Wegen ihrer Länge erlaubt die Inschrift, den angenommenen Silbenwert eines Zeichens in vielen Zusammenhängen auf Plausibilität zu prüfen. Auf diese Weise konnten Justeson und Kaufman, indem sie von den Silben zu ganzen Wörtern voranschritten, den Sinn einzelner Aussagen aufklären und zeigen, daß sie zum chronologischen Raster der eingestreuten Kalenderdaten passen.

Gerade eine auf den ersten Blick abwegig anmutende Passage der Inschrift spricht dabei für die Richtigkeit der vorgeschlagenen Lesung. Sie besagt, der abgebildete König habe sich den durchbohrt, um sein eigenes Blut fließen zu lassen. Tatsächlich ist diese merkwürdige rituelle Sitte von Maya-Königen vielfach verbürgt.

Die beiden Wissenschaftler liefern noch viele weitere Beispiele für Einzellesungen und Satzaussagen der geschilderten Art. Wie sie nachweisen, ergeben diese Lesungen nur dann einen Sinn, wenn man Lautstruktur und Grammatik einer Vorform des Zoque zugrunde legt.
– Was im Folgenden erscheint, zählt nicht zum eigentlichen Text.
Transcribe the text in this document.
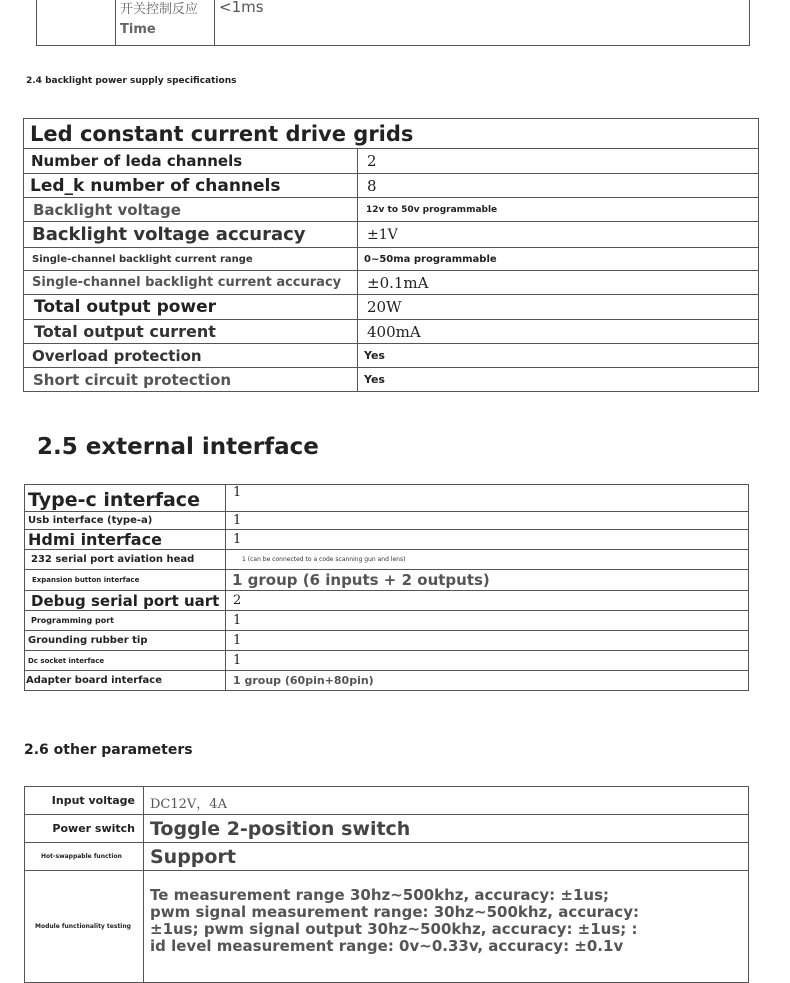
开关控制反应
Time
	<1ms
2.4 backlight power supply specifications
Led constant current drive grids	
Number of leda channels	2
Led_k number of channels	8
Backlight voltage	12v to 50v programmable
Backlight voltage accuracy	±1V
Single-channel backlight current range	0~50ma programmable
Single-channel backlight current accuracy	±0.1mA
Total output power	20W
Total output current	400mA
Overload protection	Yes
Short circuit protection	Yes
2.5 external interface
Type-c interface	1
Usb interface (type-a)	1
Hdmi interface	1
232 serial port aviation head	1 (can be connected to a code scanning gun and lens)
Expansion button interface	1 group (6 inputs + 2 outputs)
Debug serial port uart	2
Programming port	1
Grounding rubber tip	1
Dc socket interface	1
Adapter board interface	1 group (60pin+80pin)
2.6 other parameters
Input voltage	DC12V，4A
Power switch	Toggle 2-position switch
Hot-swappable function	Support
Module functionality testing	Te measurement range 30hz~500khz, accuracy: ±1us; pwm signal measurement range: 30hz~500khz, accuracy: ±1us; pwm signal output 30hz~500khz, accuracy: ±1us; : id level measurement range: 0v~0.33v, accuracy: ±0.1v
Dies steht in Einklang mit der früheren Vermutung von Kaufman und Campbell über die Sprache der Epi-Olmeken.

In den strukturellen Eigenschaften und in fast allen anderen Merkmalen gleicht die epi-olmekische Schrift derjenigen der Maya, obwohl die Form der Zeichen und die ihnen zugrundeliegende Sprache völlig unterschiedlich sind. Demnach müßten die Erfinder dieser Schrift die Maya über Sprach-, Kultur- und wohl auch politische Grenzen hinweg beeinflußt haben. Dies hätte kulturgeschichtlich interessante Implikationen – würde es doch bedeuten, daß während der kurzen Zeit der Koexistenz und Nachbarschaft von späten Epi-Olmeken und formativen Maya ein enger kultureller Kontakt zwischen ihnen bestanden hat. Dafür gab es bisher kaum archäologische Belege.
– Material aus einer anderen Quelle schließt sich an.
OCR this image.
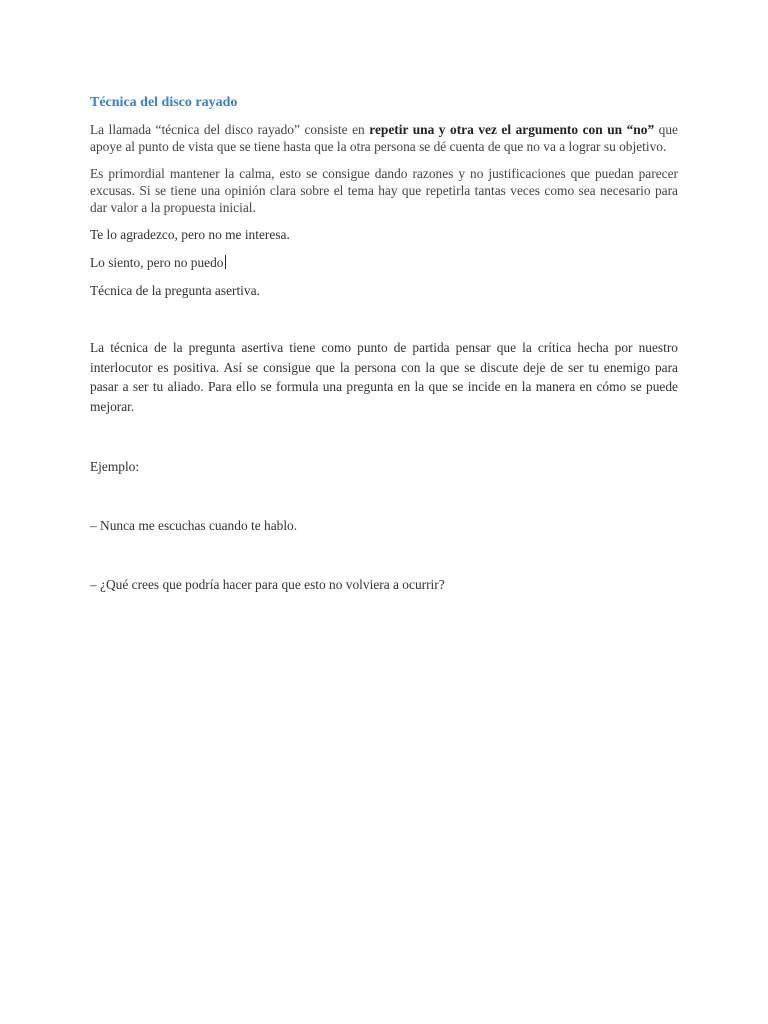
Técnica del disco rayado

La llamada “técnica del disco rayado” consiste en repetir una y otra vez el argumento con un “no” que apoye al punto de vista que se tiene hasta que la otra persona se dé cuenta de que no va a lograr su objetivo.

Es primordial mantener la calma, esto se consigue dando razones y no justificaciones que puedan parecer excusas. Si se tiene una opinión clara sobre el tema hay que repetirla tantas veces como sea necesario para dar valor a la propuesta inicial.

Te lo agradezco, pero no me interesa.

Lo siento, pero no puedo

Técnica de la pregunta asertiva.

La técnica de la pregunta asertiva tiene como punto de partida pensar que la crítica hecha por nuestro interlocutor es positiva. Así se consigue que la persona con la que se discute deje de ser tu enemigo para pasar a ser tu aliado. Para ello se formula una pregunta en la que se incide en la manera en cómo se puede mejorar.

Ejemplo:

– Nunca me escuchas cuando te hablo.

– ¿Qué crees que podría hacer para que esto no volviera a ocurrir?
Für eine lückenlose Gesamtlesung der Inschrift reichen die erzielten Entzifferungen noch nicht aus. Justeson und Kaufman stellen jedoch weitere Veröffentlichungen in Aussicht. Da sie Regeln und Systemeigenschaften der Schrift herausgearbeitet haben, kann ihr endgültiger Erfolg wohl nur noch dadurch vereitelt oder hinausgezögert werden, daß so wenige Texte zur Verfügung stehen. Außer der Inschrift auf der Stele Mojarra 1 kennt man bisher nämlich nur einige wenige Weihe(?)-Inschriften auf Kleingeräten und Schmucksteinen, so daß viele Bildzeichen mangels Vergleichsmöglichkeiten vorerst vieldeutig bleiben. Die Entdeckung weiterer Monumentalinschriften wäre deshalb sehr willkommen. Zudem sollten die Mixe- und Zoque-Sprachen eingehend sprachwissenschaftlich erforscht und dokumentiert werden, bevor sie der fortschreitenden Modernisierung des ländlichen Mexiko zum Opfer fallen.